Two distinct bodies of work by SK Reed appear on either side of Figueroa’s paintings. Drawing inspiration from land and earth, Reed takes the relationship between identity and ecosystem one step further through clay and pigments extracted directly from the ground.

On one wall, three mokuhanga (Japanese woodblock prints) line up horizontally on plain white paper, each embellished with mixed media. Opposite them, a pair of large mixed media paintings loom, framed with sculpted Missouri clay and cast in a darker palette. Sunflowers serve as a central motif throughout these works. Their pointed, withering petals are carved, painted, and sculpted, symbolizing cycles of life, death, and rebirth. The orange clay frames echo the shape of the petals, while a sunflower cups a face in one print and burns brightly in another. Moving between hardness and softness, solidity and fluidity, these works depict a “dueling reality” that challenges fixed gender binaries. The reuse of materials and symbols gestures toward queer identity as an evolving process, one shaped by experimentation and divergence from prescribed paths.
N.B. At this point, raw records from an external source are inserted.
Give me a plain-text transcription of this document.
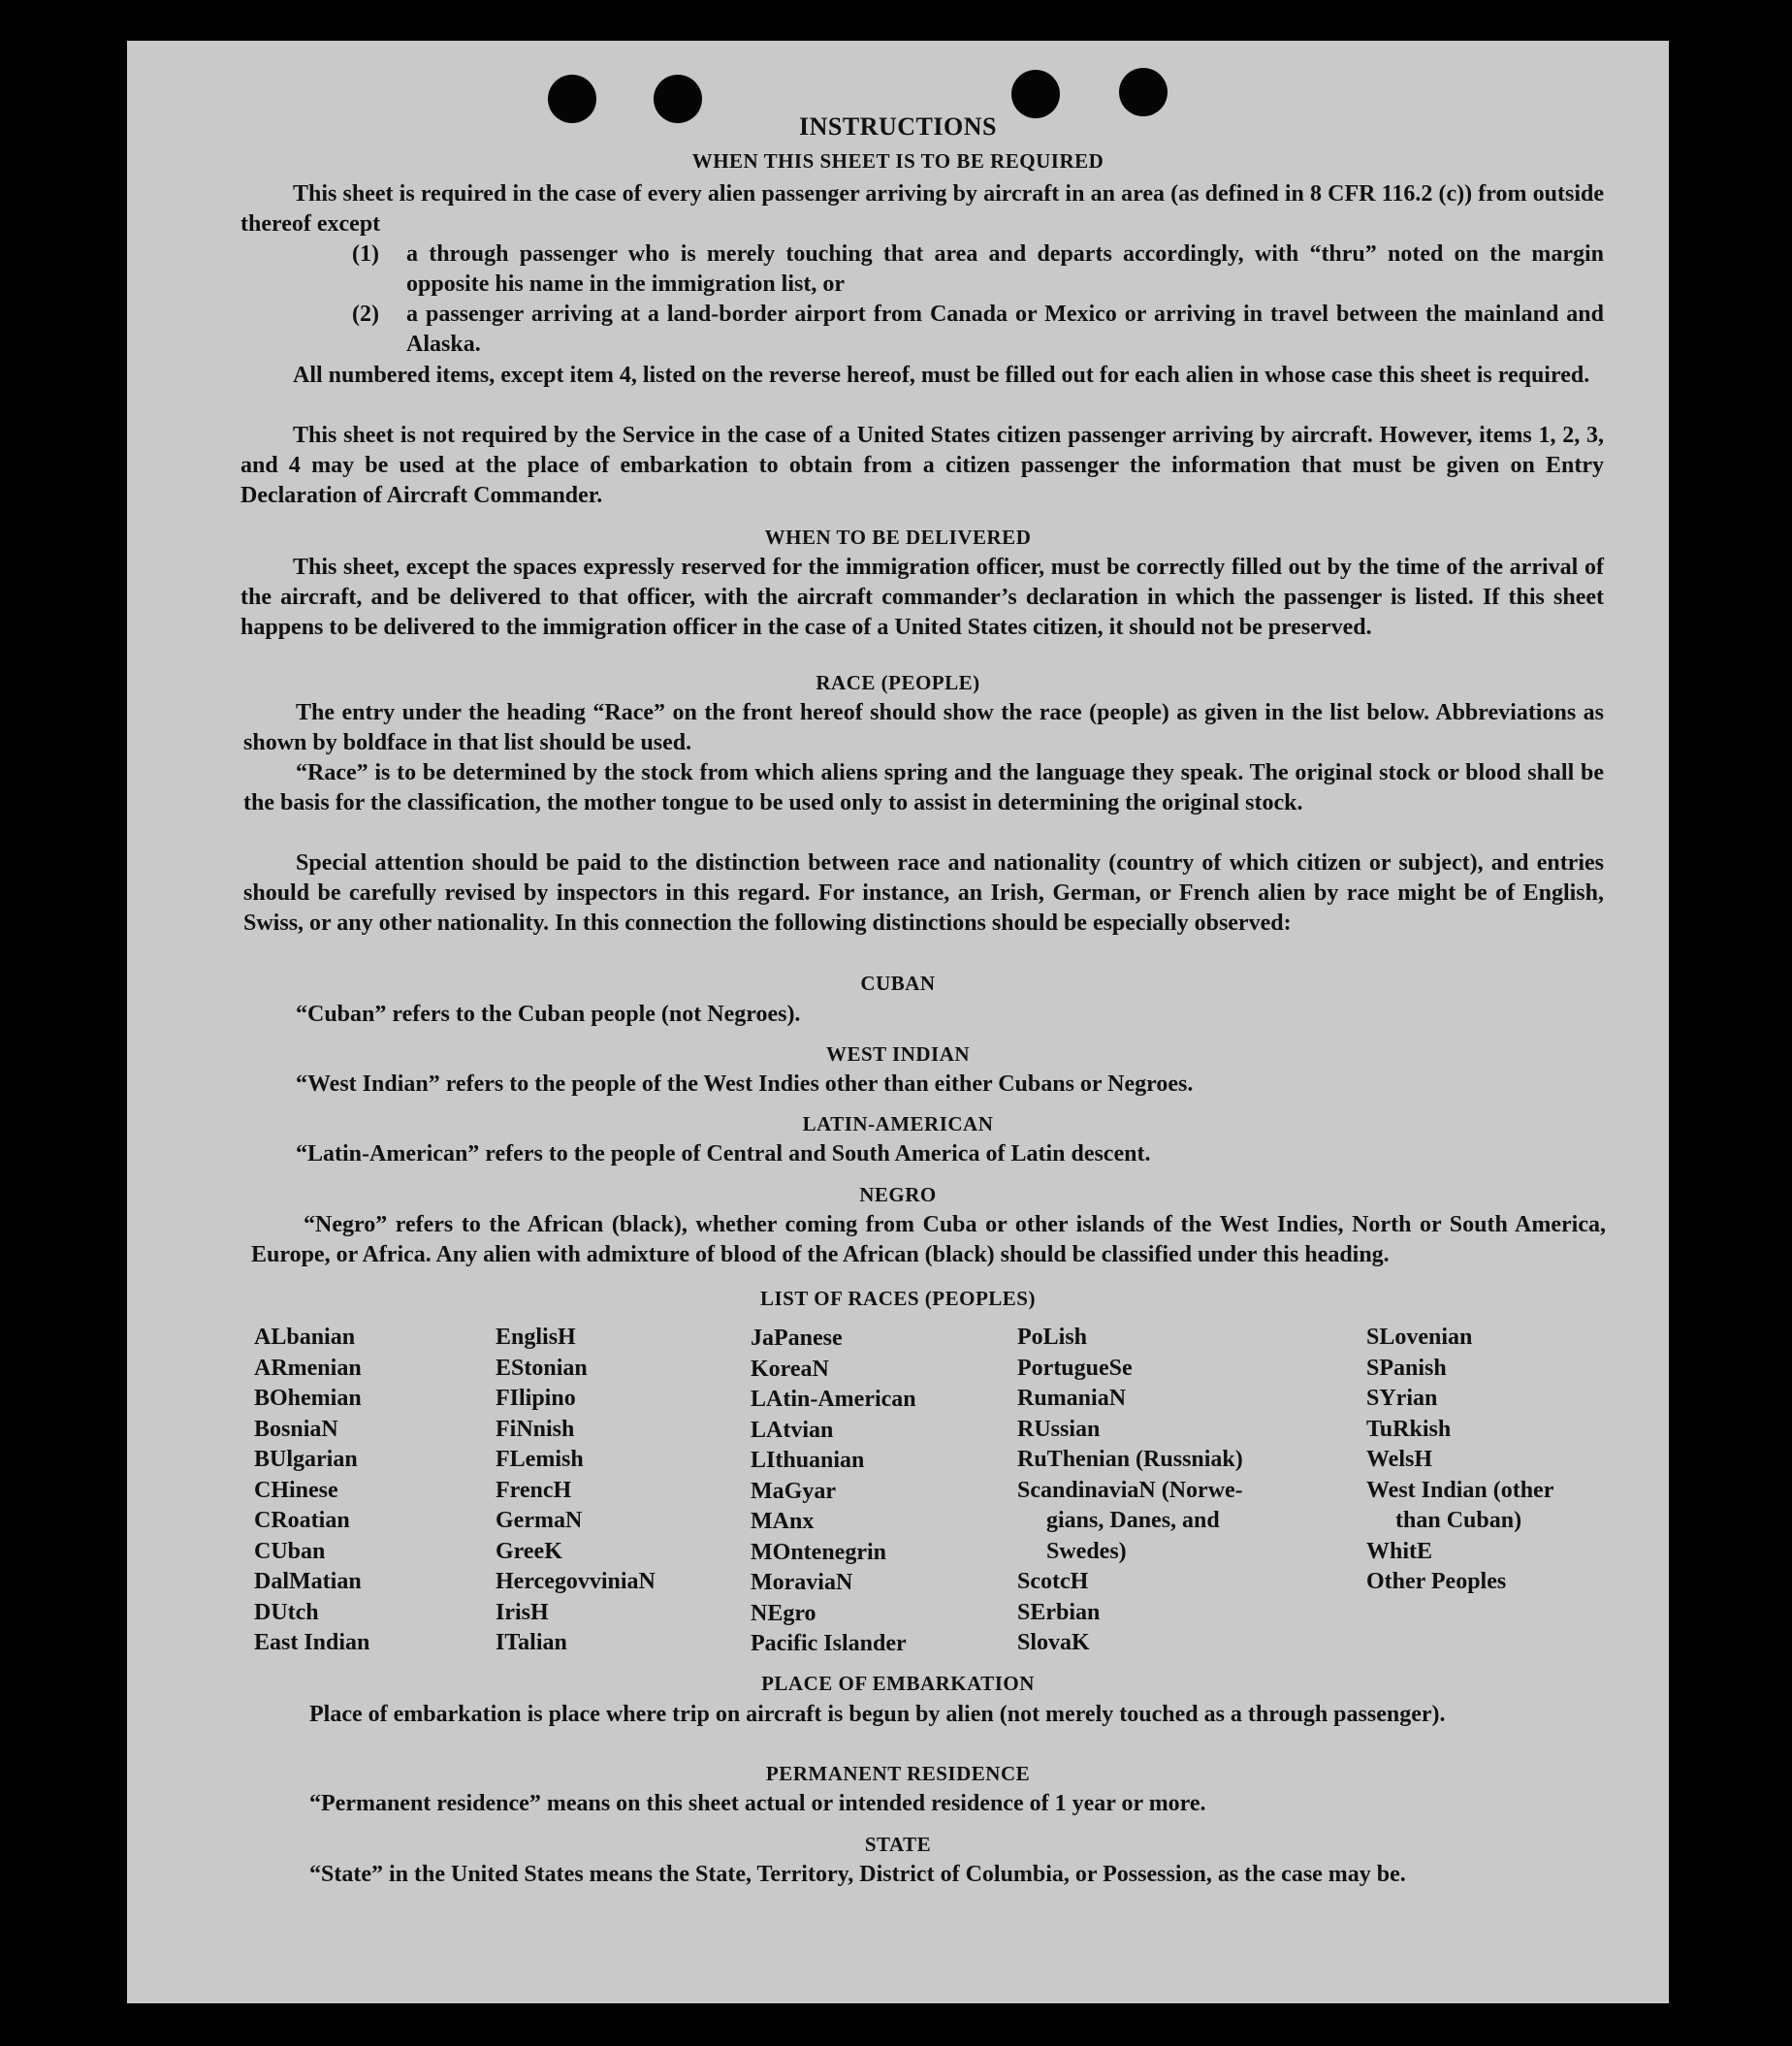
INSTRUCTIONS
WHEN THIS SHEET IS TO BE REQUIRED
This sheet is required in the case of every alien passenger arriving by aircraft in an area (as defined in 8 CFR 116.2 (c)) from outside thereof except
(1) a through passenger who is merely touching that area and departs accordingly, with “thru” noted on the margin opposite his name in the immigration list, or
(2) a passenger arriving at a land-border airport from Canada or Mexico or arriving in travel between the mainland and Alaska.
All numbered items, except item 4, listed on the reverse hereof, must be filled out for each alien in whose case this sheet is required.
This sheet is not required by the Service in the case of a United States citizen passenger arriving by aircraft. However, items 1, 2, 3, and 4 may be used at the place of embarkation to obtain from a citizen passenger the information that must be given on Entry Declaration of Aircraft Commander.
WHEN TO BE DELIVERED
This sheet, except the spaces expressly reserved for the immigration officer, must be correctly filled out by the time of the arrival of the aircraft, and be delivered to that officer, with the aircraft commander’s declaration in which the passenger is listed. If this sheet happens to be delivered to the immigration officer in the case of a United States citizen, it should not be preserved.
RACE (PEOPLE)
The entry under the heading “Race” on the front hereof should show the race (people) as given in the list below. Abbreviations as shown by boldface in that list should be used.
“Race” is to be determined by the stock from which aliens spring and the language they speak. The original stock or blood shall be the basis for the classification, the mother tongue to be used only to assist in determining the original stock.
Special attention should be paid to the distinction between race and nationality (country of which citizen or subject), and entries should be carefully revised by inspectors in this regard. For instance, an Irish, German, or French alien by race might be of English, Swiss, or any other nationality. In this connection the following distinctions should be especially observed:
CUBAN
“Cuban” refers to the Cuban people (not Negroes).
WEST INDIAN
“West Indian” refers to the people of the West Indies other than either Cubans or Negroes.
LATIN-AMERICAN
“Latin-American” refers to the people of Central and South America of Latin descent.
NEGRO
“Negro” refers to the African (black), whether coming from Cuba or other islands of the West Indies, North or South America, Europe, or Africa. Any alien with admixture of blood of the African (black) should be classified under this heading.
LIST OF RACES (PEOPLES)
ALbanian
ARmenian
BOhemian
BosniaN
BUlgarian
CHinese
CRoatian
CUban
DalMatian
DUtch
East Indian
EnglisH
EStonian
FIlipino
FiNnish
FLemish
FrencH
GermaN
GreeK
HercegovviniaN
IrisH
ITalian
JaPanese
KoreaN
LAtin-American
LAtvian
LIthuanian
MaGyar
MAnx
MOntenegrin
MoraviaN
NEgro
Pacific Islander
PoLish
PortugueSe
RumaniaN
RUssian
RuThenian (Russniak)
ScandinaviaN (Norwe-
gians, Danes, and
Swedes)
ScotcH
SErbian
SlovaK
SLovenian
SPanish
SYrian
TuRkish
WelsH
West Indian (other
than Cuban)
WhitE
Other Peoples
PLACE OF EMBARKATION
Place of embarkation is place where trip on aircraft is begun by alien (not merely touched as a through passenger).
PERMANENT RESIDENCE
“Permanent residence” means on this sheet actual or intended residence of 1 year or more.
STATE
“State” in the United States means the State, Territory, District of Columbia, or Possession, as the case may be.
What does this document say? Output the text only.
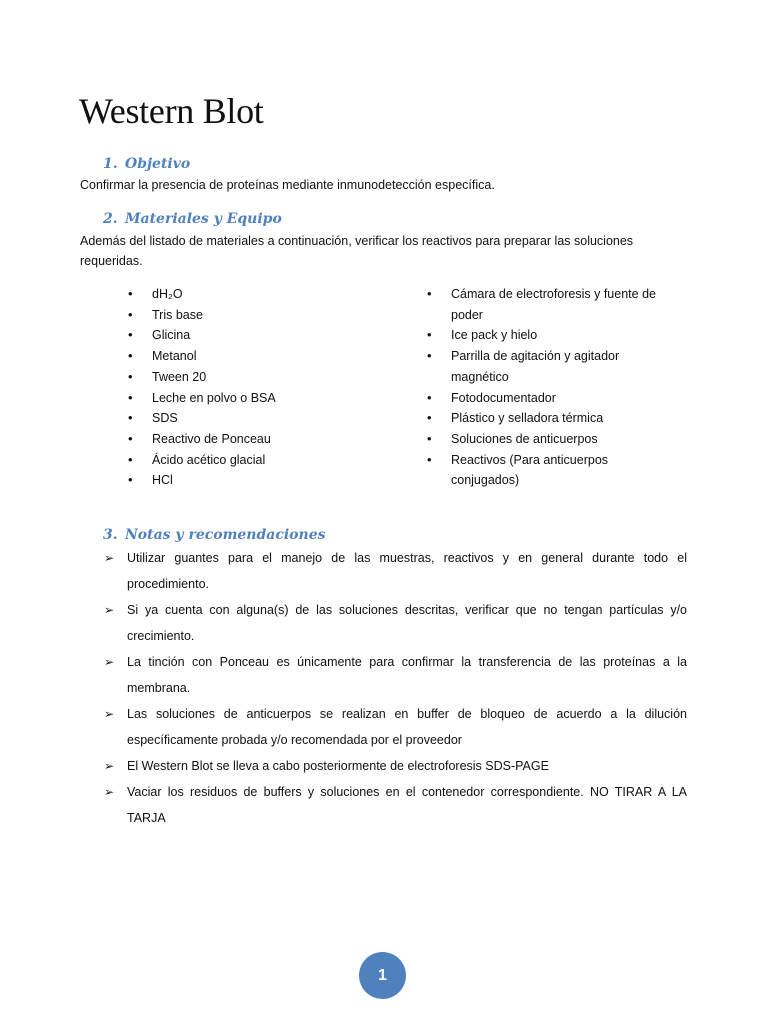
Western Blot
1. Objetivo

Confirmar la presencia de proteínas mediante inmunodetección específica.

2. Materiales y Equipo

Además del listado de materiales a continuación, verificar los reactivos para preparar las soluciones requeridas.

• dH₂O
• Tris base
• Glicina
• Metanol
• Tween 20
• Leche en polvo o BSA
• SDS
• Reactivo de Ponceau
• Ácido acético glacial
• HCl
• Cámara de electroforesis y fuente de poder
• Ice pack y hielo
• Parrilla de agitación y agitador magnético
• Fotodocumentador
• Plástico y selladora térmica
• Soluciones de anticuerpos
• Reactivos (Para anticuerpos conjugados)
3. Notas y recomendaciones
➢ Utilizar guantes para el manejo de las muestras, reactivos y en general durante todo el procedimiento.
➢ Si ya cuenta con alguna(s) de las soluciones descritas, verificar que no tengan partículas y/o crecimiento.
➢ La tinción con Ponceau es únicamente para confirmar la transferencia de las proteínas a la membrana.
➢ Las soluciones de anticuerpos se realizan en buffer de bloqueo de acuerdo a la dilución específicamente probada y/o recomendada por el proveedor
➢ El Western Blot se lleva a cabo posteriormente de electroforesis SDS-PAGE
➢ Vaciar los residuos de buffers y soluciones en el contenedor correspondiente. NO TIRAR A LA TARJA
1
At the center of the gallery, a wooden table holds a group of small mythological figurines by Lizzie Ingram. A resident artist at Kansas City’s Belger Arts, Ingram combines ceramics and illustration in her practice. These figurines feature areas of exposed pale clay alongside vibrant blue, orange, and gold glaze. They rest their heads in orange hands, some with eyes closed, others gazing downward in quiet reflection. The shifting balance between color and restraint creates a layered landscape, evoking ocean water washing onto white sand beneath a blazing sunset.

Installation view of “Animate Ground.” Courtesy of Gallery Bogart, photographs by Gallery Bogart. 

Behind them, two tall vases stand on pedestals, each crowned with a vivid ocean goddess positioned at eye level. With confident posture and curving contours, the figures beckon viewers closer. Beneath their feet, layered waves rise in blue and white, capturing a sense of upward motion. Color cascades down the vases as Ingram draws atop the glazed surfaces, weaving narratives of childhood, nature, and growth. Standing tall and grand, the vases read as reflections of personal odysseys.

Near the gallery’s only window, one of SunYoung Park’s sculptures rests on a pedestal, bathed in sunlight. A pearlescent bundle shimmers with subtle greens, blues, and yellows, folded tightly and bound by what may be a rope or a snake. Nearby, Holding Tight features a chicken-like hand with slender fingers grasping layers of white ruffles.

Installation (detail) of “Animate Ground.” Courtesy of Gallery Bogart, photographs by Gallery Bogart. 

Those same ruffles reappear in Glowing Sharp Edges, now rendered in pink and flesh tones, pierced by sharp hooks extending from within. The underlying tension seems to echo the concerned expression on the amber-toned woman’s face in a small Figueroa painting hung nearby. Also a Belger resident artist, Park’s sculptural work bridges imagination and reality, giving form to memory and sensation. How does one catch a fleeting feeling before it slips away? How can a mesmerizing moment be held before it dissolves?

In Animate Ground, Miller Bogart ensures that the artworks on display tell a collective story by uncovering the underlying connections between the practices of the five participating artists. Within Gallery Bogart’s bright, clean, minimalist space, an organic and intimate narrative unfolds. Together, the artists invite viewers to observe how they negotiate and co-create with their mediums to embody inherited and lived experience, identity, and the social and political currents that shape them. The gallery becomes a ground for conversation and interaction, a shared foundation connecting art, artist, and audience.

Installation view of “Animate Ground.” Courtesy of Gallery Bogart, photographs by Gallery Bogart. 

Animate Ground was on view at Gallery Bogart from October 4th to November 29th, 2025.